Demba Kandji de calmer les ardeurs des avocats : ‘‘La cour a vidé ce débat. En prenant sa décision, elle est restée dans le procès. Ce sont des éléments qu’elle n’avait pas en sa possession. Ils résultent que toutes les exceptions liées à lieu peuvent être plaidées et ils sont joignables au fond, car elles sont des exceptions de fond. Ce n’est pas pour faire obstacle à vous.’’ Me Ousseynou Fall, très posé pour son deuxième passage, s’est lancé dans une plaidoirie avant l’heure pour que l’arrêt de la Cedeao soit pris en compte dans l’appel. Il a demandé au juge de patienter encore pour que l’intégralité de ce verdict communautaire soit disponible, avant de procéder à un quelconque jugement. ‘‘Nous ne vous demandons que dix ou quinze jours pour que cet arrêt fondamental pour la défense de notre client soit produit. Pour que notre client soit lavé de cet arbitraire. En le faisant, vous ferez œuvre de justice et votre nom sera inscrit en lettres d’or dans les annales de la justice sénégalaise’’.
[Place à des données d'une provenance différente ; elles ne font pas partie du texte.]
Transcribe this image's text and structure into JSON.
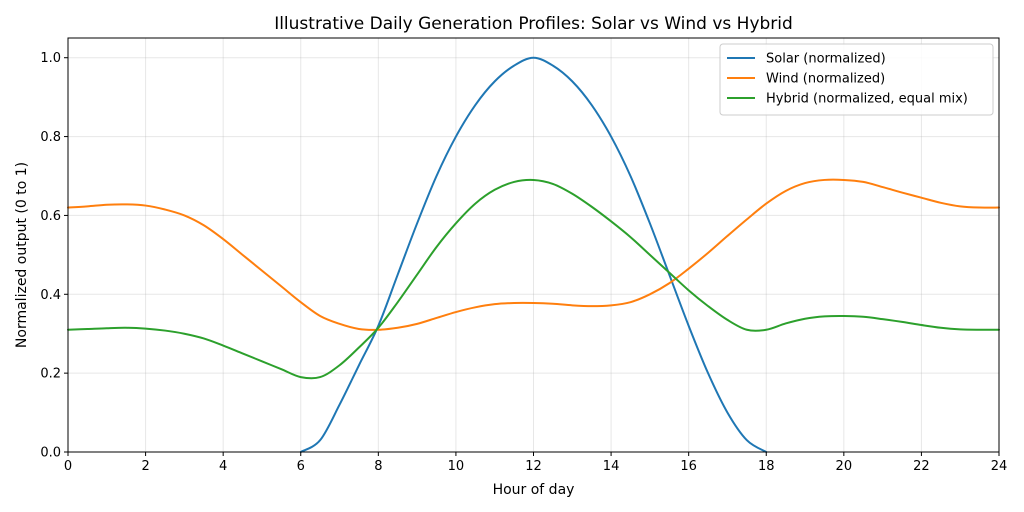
{
  "chart_data": {
    "type": "line",
    "title": "Illustrative Daily Generation Profiles: Solar vs Wind vs Hybrid",
    "xlabel": "Hour of day",
    "ylabel": "Normalized output (0 to 1)",
    "xlim": [
      0,
      24
    ],
    "ylim": [
      0,
      1.05
    ],
    "xticks": [
      0,
      2,
      4,
      6,
      8,
      10,
      12,
      14,
      16,
      18,
      20,
      22,
      24
    ],
    "xtick_labels": [
      "0",
      "2",
      "4",
      "6",
      "8",
      "10",
      "12",
      "14",
      "16",
      "18",
      "20",
      "22",
      "24"
    ],
    "yticks": [
      0,
      0.2,
      0.4,
      0.6,
      0.8,
      1.0
    ],
    "ytick_labels": [
      "0.0",
      "0.2",
      "0.4",
      "0.6",
      "0.8",
      "1.0"
    ],
    "grid": true,
    "legend_position": "top-right",
    "series": [
      {
        "name": "Solar (normalized)",
        "color": "#1f77b4",
        "x": [
          6,
          6.5,
          7,
          7.5,
          8,
          8.5,
          9,
          9.5,
          10,
          10.5,
          11,
          11.5,
          12,
          12.5,
          13,
          13.5,
          14,
          14.5,
          15,
          15.5,
          16,
          16.5,
          17,
          17.5,
          18
        ],
        "y": [
          0,
          0.03,
          0.12,
          0.22,
          0.32,
          0.45,
          0.58,
          0.7,
          0.8,
          0.88,
          0.94,
          0.98,
          1.0,
          0.98,
          0.94,
          0.88,
          0.8,
          0.7,
          0.58,
          0.45,
          0.32,
          0.2,
          0.1,
          0.03,
          0
        ]
      },
      {
        "name": "Wind (normalized)",
        "color": "#ff7f0e",
        "x": [
          0,
          0.5,
          1,
          1.5,
          2,
          2.5,
          3,
          3.5,
          4,
          4.5,
          5,
          5.5,
          6,
          6.5,
          7,
          7.5,
          8,
          8.5,
          9,
          9.5,
          10,
          10.5,
          11,
          11.5,
          12,
          12.5,
          13,
          13.5,
          14,
          14.5,
          15,
          15.5,
          16,
          16.5,
          17,
          17.5,
          18,
          18.5,
          19,
          19.5,
          20,
          20.5,
          21,
          21.5,
          22,
          22.5,
          23,
          23.5,
          24
        ],
        "y": [
          0.62,
          0.623,
          0.627,
          0.628,
          0.625,
          0.615,
          0.6,
          0.575,
          0.54,
          0.5,
          0.46,
          0.42,
          0.38,
          0.345,
          0.325,
          0.312,
          0.31,
          0.315,
          0.325,
          0.34,
          0.355,
          0.367,
          0.375,
          0.378,
          0.378,
          0.376,
          0.372,
          0.37,
          0.372,
          0.38,
          0.4,
          0.428,
          0.465,
          0.505,
          0.548,
          0.59,
          0.63,
          0.662,
          0.682,
          0.69,
          0.69,
          0.685,
          0.672,
          0.658,
          0.645,
          0.632,
          0.623,
          0.62,
          0.62
        ]
      },
      {
        "name": "Hybrid (normalized, equal mix)",
        "color": "#2ca02c",
        "x": [
          0,
          0.5,
          1,
          1.5,
          2,
          2.5,
          3,
          3.5,
          4,
          4.5,
          5,
          5.5,
          6,
          6.5,
          7,
          7.5,
          8,
          8.5,
          9,
          9.5,
          10,
          10.5,
          11,
          11.5,
          12,
          12.5,
          13,
          13.5,
          14,
          14.5,
          15,
          15.5,
          16,
          16.5,
          17,
          17.5,
          18,
          18.5,
          19,
          19.5,
          20,
          20.5,
          21,
          21.5,
          22,
          22.5,
          23,
          23.5,
          24
        ],
        "y": [
          0.31,
          0.312,
          0.314,
          0.315,
          0.313,
          0.308,
          0.3,
          0.288,
          0.27,
          0.25,
          0.23,
          0.21,
          0.19,
          0.19,
          0.22,
          0.265,
          0.315,
          0.38,
          0.45,
          0.52,
          0.58,
          0.63,
          0.665,
          0.685,
          0.69,
          0.68,
          0.655,
          0.622,
          0.585,
          0.545,
          0.5,
          0.455,
          0.41,
          0.37,
          0.335,
          0.31,
          0.31,
          0.326,
          0.338,
          0.344,
          0.345,
          0.343,
          0.337,
          0.33,
          0.322,
          0.315,
          0.311,
          0.31,
          0.31
        ]
      }
    ]
  }
}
Me Cissé est quant à lui remonté aux origines de cette affaire et a demandé l’annulation du mandat de dépôt du 5 mars 2017. Comme ça, les demandes de liberté mal formulées vont se fondre dans cette requête. Il a appelé le juge à abréger cette procédure, puisqu’il a la capacité de le faire. Pour l’avocat français de la défense, Alain Jakubowicz, le juge est tenu par les faits à agir en conséquence : ‘‘Il n’y a pas 36 solutions, c’est de rétablir M. Sall dans ses droits, sans préjuger du fond. Mais, dans l’immédiat, il n’y a aucune autre solution que de mettre Khalifa Sall en liberté. Cette procédure est substantiellement viciée ab initio. Il faut statuer sur cette seule question. Il y a un problème de principe. Vous êtes garant des décisions de la cour de la Cedeao, vous ne pouvez pas la fouler au pied. Nous considérons que la décision est possible, sans le texte intégral, mais si vous devriez refuser, nous vous le présenterons une fois le plumitif disponible.’’
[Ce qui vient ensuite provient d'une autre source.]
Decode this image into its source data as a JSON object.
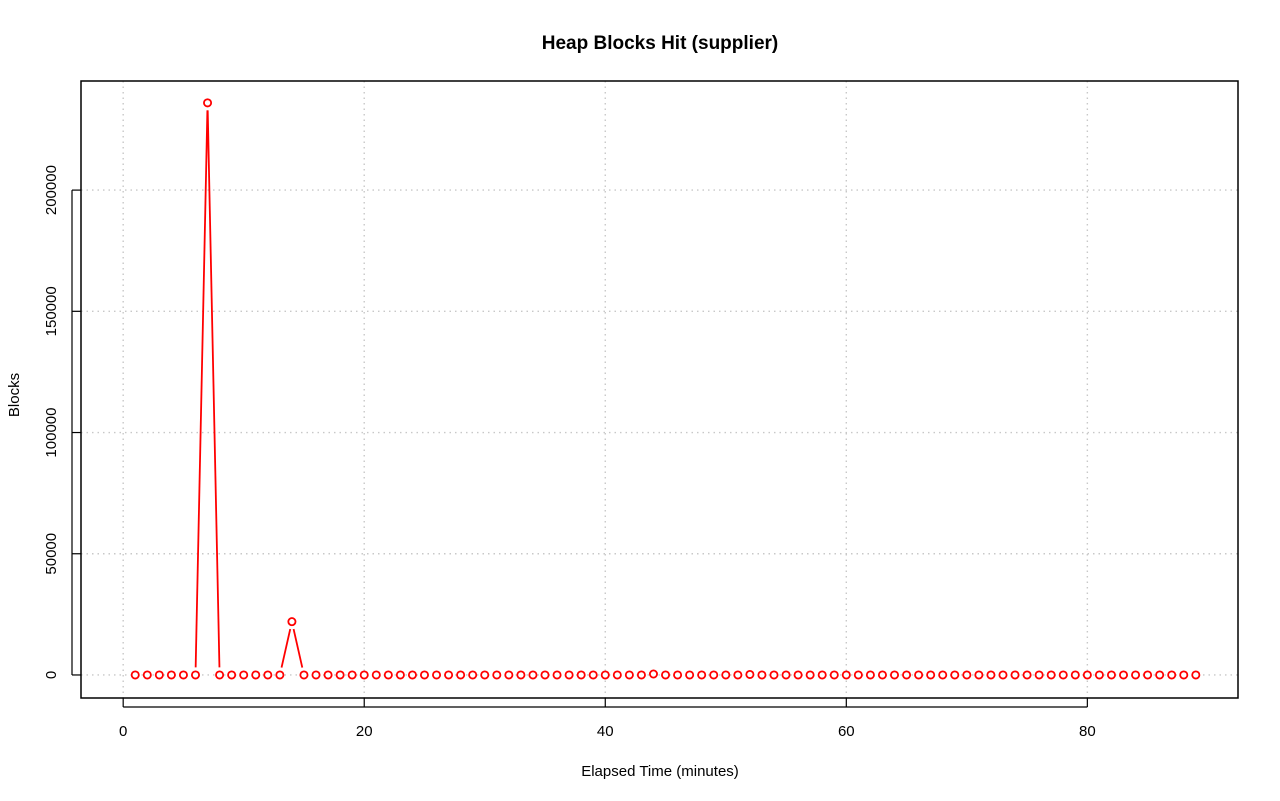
{
  "chart_data": {
    "type": "line",
    "title": "Heap Blocks Hit (supplier)",
    "xlabel": "Elapsed Time (minutes)",
    "ylabel": "Blocks",
    "xlim": [
      -3.5,
      92.5
    ],
    "ylim": [
      -9500,
      245000
    ],
    "xticks": [
      0,
      20,
      40,
      60,
      80
    ],
    "xtick_labels": [
      "0",
      "20",
      "40",
      "60",
      "80"
    ],
    "yticks": [
      0,
      50000,
      100000,
      150000,
      200000
    ],
    "ytick_labels": [
      "0",
      "50000",
      "100000",
      "150000",
      "200000"
    ],
    "grid": true,
    "legend": "none",
    "series": [
      {
        "color": "#ff0000",
        "marker": "open-circle",
        "x": [
          1,
          2,
          3,
          4,
          5,
          6,
          7,
          8,
          9,
          10,
          11,
          12,
          13,
          14,
          15,
          16,
          17,
          18,
          19,
          20,
          21,
          22,
          23,
          24,
          25,
          26,
          27,
          28,
          29,
          30,
          31,
          32,
          33,
          34,
          35,
          36,
          37,
          38,
          39,
          40,
          41,
          42,
          43,
          44,
          45,
          46,
          47,
          48,
          49,
          50,
          51,
          52,
          53,
          54,
          55,
          56,
          57,
          58,
          59,
          60,
          61,
          62,
          63,
          64,
          65,
          66,
          67,
          68,
          69,
          70,
          71,
          72,
          73,
          74,
          75,
          76,
          77,
          78,
          79,
          80,
          81,
          82,
          83,
          84,
          85,
          86,
          87,
          88,
          89
        ],
        "values": [
          0,
          0,
          0,
          0,
          0,
          0,
          236000,
          0,
          0,
          0,
          0,
          0,
          0,
          22000,
          0,
          0,
          0,
          0,
          0,
          0,
          0,
          0,
          0,
          0,
          0,
          0,
          0,
          0,
          0,
          0,
          0,
          0,
          0,
          0,
          0,
          0,
          0,
          0,
          0,
          0,
          0,
          0,
          0,
          400,
          0,
          0,
          0,
          0,
          0,
          0,
          0,
          200,
          0,
          0,
          0,
          0,
          0,
          0,
          0,
          0,
          0,
          0,
          0,
          0,
          0,
          0,
          0,
          0,
          0,
          0,
          0,
          0,
          0,
          0,
          0,
          0,
          0,
          0,
          0,
          0,
          0,
          0,
          0,
          0,
          0,
          0,
          0,
          0,
          0
        ]
      }
    ]
  }
}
L’Aje ‘‘gâche’’ la fête de la défense

La défense qui a déroulé un argumentaire uniforme sur la prise en compte de l’arrêt intégral de la Cedeao, a vu ses requêtes mises à mal par l’agent judiciaire de l’Etat (Aje) Antoine Félix Diome. Ce dernier leur a évoqué les précédents du droit communautaire, où la Cour de justice de la Cedeao a constaté elle-même que ses prérogatives ne sont pas au-dessus des lois locales pour écarter tout ordre d’hiérarchie entre les juridictions nationales et le droit communautaire. ‘‘Il n’est pas nécessaire d’aller chercher loin la portée des arrêts de la Cedeao. La propre jurisprudence de la cour montre qu’elle a été amenée à se prononcer sur la portée de ses propres décisions’’, a fait savoir l’Aje. Ainsi, les affaires Moussa Léo Keïta du 22 mars 2007, Bakary Sarré & 28 autres contre République du Mali ou Kevin Pintero contre le Ghana, la Cour de justice communautaire a confirmé que ‘‘les affaires des tribunaux des Etats membres n’entrent pas nécessairement dans son champ de compétence’’.

‘‘Il convient de garder à l’esprit que les tribunaux sont également des juridictions communautaires, étant donné qu’ils sont compétents pour appliquer le droit communautaire à l’interne’’, a notamment jugé la Cedeao dans le cas ghanéen, rappelle Antoine Diome. Me Moussa Félix Sow de la défense, dans une énumération presque similaire, a tenu le même raisonnement. Quant à Me Baboucar Cissé, il a exhorté le juge ‘‘à rejeter purement et simplement la demande de liberté d’office’’ sur la base que la Cour de justice communautaire a déjà ordonné, dans des précédents, la libération immédiate de Mamadou Tandian par l’Etat du Niger. Le fait que l’instance se soit tue sur une éventuelle libération relève de l’évidence, selon la robe noire. ‘’On brandit cet arrêt urbi et orbi, alors qu’il appartient à la Cedeao de tirer les conséquences de sa propre constatation’’, s’est-il insurgé, dénonçant les ‘‘amalgames de la défense’’.